The strategy was simple for immediate implementation. The union encouraged Public Assistance caseworkers to issue Special Grants to all recipients for what they were “eligible for.” There was no time for establishing “eligibility” for ”non-recurring” grants for clothing, household equipment and furniture, including washing machines, refrigerators, beds, bedding, tables, chairs, even if you had these. BCW/ Bronx was located in the Melrose Welfare Center, and while we, the caseworkers, were not involved with the issuance of these grants, many of our cases were recipients. The ensuing chaos was frightening as the center-–and all centers were over-run with people demanding their “special grants.”

Several strikes followed that summer, with caseworkers demanding the city to improve conditions, not only for the caseworkers, but their caseloads. ”Recipients” became “Clients.”

I was awarded a Paid Educational Leave scholarship (full tuition plus salary), and, rejected by Columbia (“lacking in dedication”), left for the University of Pennsylvania to earn my Master’s degree in Social Work, 1967-69.

At Penn, we studied Saul Alinsky, theorists of the Neo-Marxist Frankfurt School, Herbert Marcuse, Theodor Adorno, Erich Fromm, Herbert Apthekar, and various progressive ideas on the elimination of poverty. The school also had an active Students for Democratic Society chapter. This was a Marxist group, calling for extreme social change on the American landscape, baby-boomers raised on what was the best in America in the post World War II years.

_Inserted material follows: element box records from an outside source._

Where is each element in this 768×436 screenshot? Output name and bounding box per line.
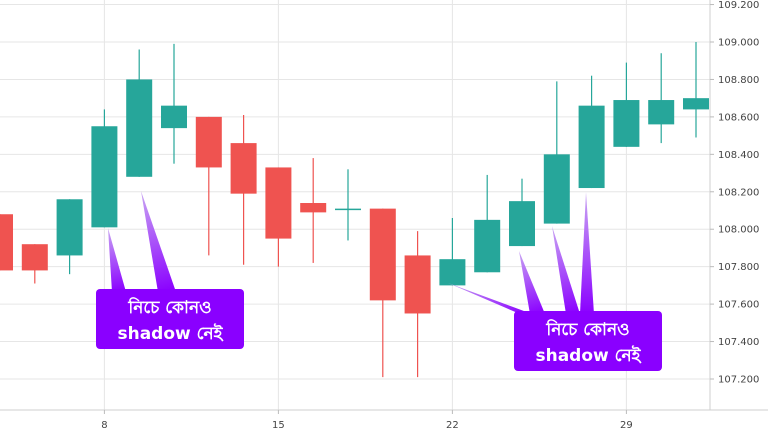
x-tick-label: 22 (446, 420, 459, 431)
candle-body (509, 201, 535, 247)
y-tick-label: 107.800 (718, 262, 759, 273)
callout-right-line1: নিচে কোনও (545, 318, 629, 340)
callout-right-line2: shadow নেই (535, 345, 641, 366)
callout-left-line1: নিচে কোনও (127, 296, 211, 318)
x-tick-label: 15 (272, 420, 285, 431)
y-tick-label: 107.600 (718, 300, 759, 311)
candle-body (648, 100, 675, 125)
candle-body (230, 143, 257, 194)
candle-body (369, 208, 396, 301)
callout-left: নিচে কোনও shadow নেই (96, 289, 244, 349)
y-tick-label: 108.400 (718, 150, 759, 161)
candle-body (195, 116, 222, 168)
candle-body (578, 105, 605, 189)
candle-body (0, 214, 13, 271)
candle-body (543, 154, 570, 224)
callout-pointer (141, 191, 176, 292)
candle-body (21, 244, 48, 271)
y-tick-label: 109.000 (718, 38, 759, 49)
x-tick-label: 8 (101, 420, 107, 431)
candle-body (335, 208, 361, 211)
candle-body (300, 203, 327, 213)
candle-body (474, 219, 501, 273)
candle-body (613, 100, 640, 147)
candle-body (161, 105, 187, 129)
candle-body (439, 259, 466, 286)
y-axis-ticks: 107.200 107.400 107.600 107.800 108.000 108.2… (710, 0, 759, 386)
callout-left-box (96, 289, 244, 349)
y-tick-label: 108.800 (718, 75, 759, 86)
y-tick-label: 108.000 (718, 225, 759, 236)
y-tick-label: 108.600 (718, 112, 759, 123)
x-tick-label: 29 (620, 420, 633, 431)
callout-left-line2: shadow নেই (117, 323, 223, 344)
y-tick-label: 108.200 (718, 187, 759, 198)
candle-body (91, 126, 118, 228)
callout-pointer (552, 226, 580, 314)
callout-right-box (514, 311, 662, 371)
x-axis-ticks: 8 15 22 29 (101, 410, 633, 431)
callout-right: নিচে কোনও shadow নেই (514, 311, 662, 371)
y-tick-label: 109.200 (718, 0, 759, 11)
candle-body (404, 255, 431, 314)
y-tick-label: 107.400 (718, 337, 759, 348)
candle-body (265, 167, 292, 239)
y-tick-label: 107.200 (718, 375, 759, 386)
callout-pointer (580, 192, 594, 314)
callout-pointer (108, 228, 126, 292)
candles (0, 42, 709, 378)
candle-body (683, 98, 709, 110)
candle-body (56, 199, 83, 256)
candle-body (126, 79, 153, 177)
callout-pointers (108, 191, 594, 314)
callout-pointer (519, 251, 545, 314)
callout-pointer (448, 283, 532, 314)
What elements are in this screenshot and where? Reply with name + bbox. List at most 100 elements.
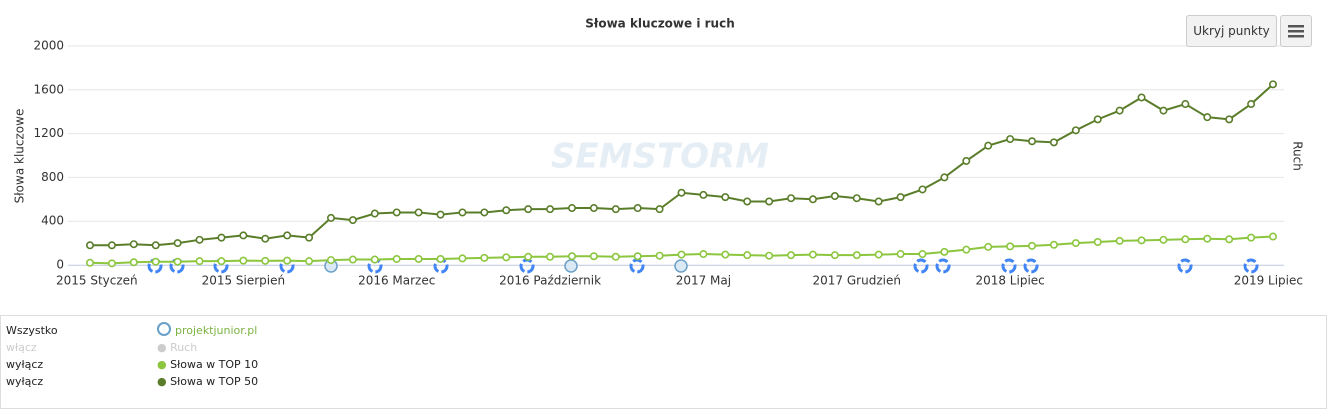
hide-points-button[interactable]: Ukryj punkty [1186,15,1277,47]
data-point [962,156,971,165]
domain-icon [157,322,171,336]
data-point [283,256,292,265]
x-tick-label: 2017 Grudzień [813,274,901,288]
data-point [261,234,270,243]
data-point [326,213,335,222]
data-point [326,256,335,265]
y2-axis-title: Ruch [1291,141,1305,171]
google-event-icon [1001,258,1017,274]
data-point [1006,135,1015,144]
legend-label: Ruch [170,341,198,354]
data-point [699,250,708,259]
data-point [677,250,686,259]
chart: Słowa kluczowe i ruch SEMSTORM Słowa klu… [13,17,1305,288]
data-point [173,257,182,266]
data-point [611,205,620,214]
y-tick-label: 1600 [33,82,64,96]
data-point [852,251,861,260]
data-point [1093,238,1102,247]
data-point [830,251,839,260]
data-point [852,194,861,203]
legend-item[interactable]: ● Słowa w TOP 10 [157,358,258,371]
data-point [480,253,489,262]
data-point [655,251,664,260]
all-toggle[interactable]: Wszystko [6,324,58,337]
legend-item[interactable]: ● Ruch [157,341,198,354]
data-point [984,141,993,150]
series-toggle[interactable]: wyłącz [6,375,44,388]
data-point [1028,137,1037,146]
data-point [984,242,993,251]
data-point [129,240,138,249]
data-point [1049,240,1058,249]
menu-button[interactable] [1280,15,1312,47]
data-point [217,257,226,266]
data-point [86,241,95,250]
y-tick-label: 800 [41,170,64,184]
data-point [1247,100,1256,109]
data-point [392,208,401,217]
data-point [129,258,138,267]
data-point [940,247,949,256]
data-point [195,235,204,244]
data-point [107,259,116,268]
data-point [480,208,489,217]
data-point [721,250,730,259]
menu-icon [1288,25,1304,38]
legend-label: Słowa w TOP 10 [170,358,259,371]
data-point [699,190,708,199]
series-toggle[interactable]: włącz [6,341,37,354]
data-point [107,241,116,250]
data-point [524,252,533,261]
data-point [589,204,598,213]
data-point [787,194,796,203]
legend-item[interactable]: ● Słowa w TOP 50 [157,375,258,388]
data-point [1115,236,1124,245]
x-tick-label: 2016 Marzec [358,274,435,288]
x-tick-label: 2019 Lipiec [1234,274,1303,288]
data-point [392,254,401,263]
data-point [283,231,292,240]
data-point [1159,106,1168,115]
data-point [502,206,511,215]
data-point [677,188,686,197]
data-point [1071,239,1080,248]
data-point [261,256,270,265]
data-point [414,254,423,263]
data-point [589,252,598,261]
data-point [370,209,379,218]
data-point [86,258,95,267]
data-point [1269,80,1278,89]
data-point [940,173,949,182]
data-point [348,216,357,225]
domain-label[interactable]: projektjunior.pl [175,324,258,337]
data-point [787,251,796,260]
google-event-icon [1177,258,1193,274]
data-point [151,257,160,266]
data-point [567,252,576,261]
data-point [1181,100,1190,109]
data-point [918,185,927,194]
y-tick-label: 1200 [33,126,64,140]
data-point [414,208,423,217]
legend-label: Słowa w TOP 50 [170,375,259,388]
data-point [239,256,248,265]
x-tick-label: 2016 Październik [499,274,601,288]
data-point [611,252,620,261]
google-event-icon [913,258,929,274]
y-axis-title: Słowa kluczowe [13,109,27,204]
data-point [808,250,817,259]
data-point [1071,126,1080,135]
series-toggle[interactable]: wyłącz [6,358,44,371]
legend-swatch: ● [157,358,167,371]
data-point [874,197,883,206]
data-point [765,197,774,206]
data-point [1203,234,1212,243]
data-point [1203,113,1212,122]
data-point [1115,106,1124,115]
data-point [524,205,533,214]
x-tick-label: 2017 Maj [676,274,731,288]
data-point [830,192,839,201]
data-point [239,231,248,240]
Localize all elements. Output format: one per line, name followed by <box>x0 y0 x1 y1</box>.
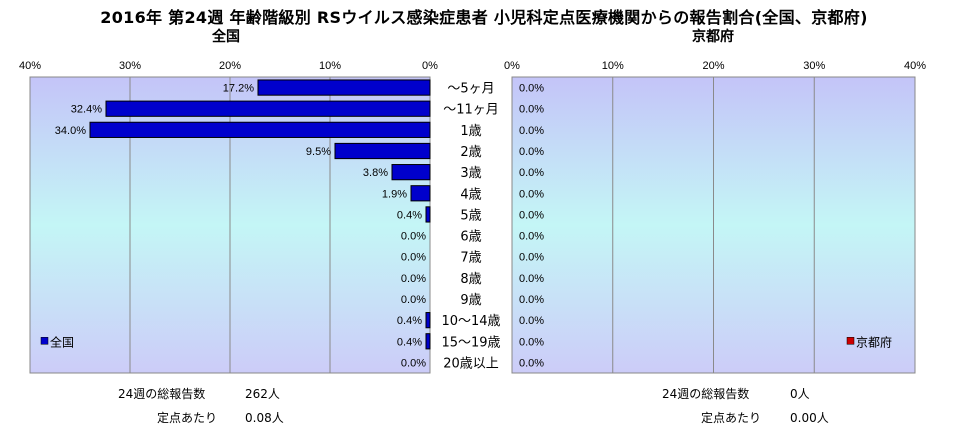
national-per-value: 0.08人 <box>245 411 284 425</box>
national-per-label: 定点あたり <box>157 411 218 425</box>
kyoto-tick-label: 10% <box>602 60 624 72</box>
national-data-label: 3.8% <box>363 167 388 179</box>
kyoto-data-label: 0.0% <box>519 209 544 221</box>
national-data-label: 9.5% <box>306 146 331 158</box>
national-bar <box>391 164 431 181</box>
kyoto-data-label: 0.0% <box>519 336 544 348</box>
kyoto-tick-label: 40% <box>904 60 926 72</box>
kyoto-data-label: 0.0% <box>519 188 544 200</box>
kyoto-data-label: 0.0% <box>519 252 544 264</box>
category-label: 6歳 <box>460 230 481 245</box>
kyoto-total-value: 0人 <box>790 387 810 401</box>
national-bar <box>334 142 431 160</box>
kyoto-data-label: 0.0% <box>519 83 544 95</box>
kyoto-data-label: 0.0% <box>519 125 544 137</box>
category-label: 5歳 <box>460 208 481 223</box>
category-label: 20歳以上 <box>443 356 499 371</box>
category-label: 7歳 <box>460 251 481 266</box>
category-label: ～11ヶ月 <box>443 103 499 118</box>
national-data-label: 0.4% <box>397 336 422 348</box>
national-legend-swatch <box>40 337 49 345</box>
national-bar <box>89 121 431 138</box>
national-tick-label: 40% <box>19 60 41 72</box>
national-tick-label: 30% <box>119 60 141 72</box>
national-data-label: 0.4% <box>397 315 422 327</box>
kyoto-tick-label: 0% <box>504 60 520 72</box>
national-bar <box>425 312 431 329</box>
national-total-label: 24週の総報告数 <box>118 387 206 401</box>
category-label: 15～19歳 <box>441 335 500 350</box>
category-label: 3歳 <box>460 166 481 181</box>
national-data-label: 0.4% <box>397 209 422 221</box>
kyoto-tick-label: 30% <box>803 60 825 72</box>
national-legend-label: 全国 <box>50 334 74 349</box>
kyoto-per-label: 定点あたり <box>701 411 762 425</box>
national-data-label: 0.0% <box>401 252 426 264</box>
national-bar <box>410 185 431 202</box>
national-tick-label: 10% <box>319 60 341 72</box>
kyoto-data-label: 0.0% <box>519 167 544 179</box>
national-data-label: 0.0% <box>401 294 426 306</box>
panel-title-kyoto: 京都府 <box>692 29 734 45</box>
kyoto-legend-swatch <box>846 337 855 345</box>
national-data-label: 0.0% <box>401 231 426 243</box>
kyoto-total-label: 24週の総報告数 <box>662 387 750 401</box>
national-data-label: 34.0% <box>55 125 86 137</box>
category-label: 8歳 <box>460 272 481 287</box>
panel-title-national: 全国 <box>212 29 240 45</box>
chart-title: 2016年 第24週 年齢階級別 RSウイルス感染症患者 小児科定点医療機関から… <box>100 8 868 27</box>
national-tick-label: 20% <box>219 60 241 72</box>
national-tick-label: 0% <box>422 60 438 72</box>
national-bar <box>105 100 431 117</box>
kyoto-legend-label: 京都府 <box>856 334 892 349</box>
category-label: 10～14歳 <box>441 314 500 329</box>
national-data-label: 1.9% <box>382 188 407 200</box>
kyoto-data-label: 0.0% <box>519 104 544 116</box>
kyoto-tick-label: 20% <box>702 60 724 72</box>
category-label: ～5ヶ月 <box>447 82 494 97</box>
national-data-label: 0.0% <box>401 273 426 285</box>
national-data-label: 0.0% <box>401 357 426 369</box>
national-bar <box>425 333 431 350</box>
kyoto-data-label: 0.0% <box>519 231 544 243</box>
national-bar <box>257 79 431 96</box>
kyoto-data-label: 0.0% <box>519 357 544 369</box>
category-label: 4歳 <box>460 187 481 202</box>
kyoto-data-label: 0.0% <box>519 294 544 306</box>
kyoto-data-label: 0.0% <box>519 146 544 158</box>
category-label: 9歳 <box>460 293 481 308</box>
category-label: 2歳 <box>460 145 481 160</box>
kyoto-per-value: 0.00人 <box>790 411 829 425</box>
national-bar <box>425 206 431 223</box>
kyoto-data-label: 0.0% <box>519 273 544 285</box>
kyoto-data-label: 0.0% <box>519 315 544 327</box>
national-data-label: 17.2% <box>223 83 254 95</box>
national-total-value: 262人 <box>245 387 280 401</box>
category-label: 1歳 <box>460 124 481 139</box>
national-data-label: 32.4% <box>71 104 102 116</box>
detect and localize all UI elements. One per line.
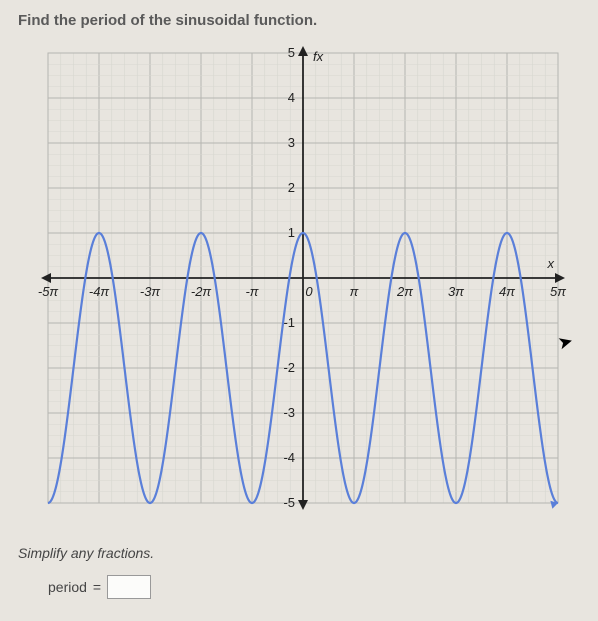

The radical arm of this movement eventually morphed into the Weather Underground, originally called the Weathermen, a hard-core domestic terrorist group including Billy Ayers, Bernadine Dohrn, Kathy Boudine, Cathy Wikerson, and a small roster of other activists, now writing their memoirs post-incarceration for bombing, killings and raising hell.

I was an anomaly there, “too conservative.” I returned to the Bronx after my degree, but the work (I had been in Child Protective Services) had become too dangerous, and after I pushed a knife-wielding woman following me down the stairs, left soon after.

Cloward is deceased, but Piven carries on. C and P were the architects of the Motor–Voter initiative, and Piven allegedly is Obama’s mentor still. The Cloward-Piven Strategy is 48 years old.

How is it working for you?

Elena Siddall is active in the Mathews Republican Committee and the Mid-Peninsula Patriots.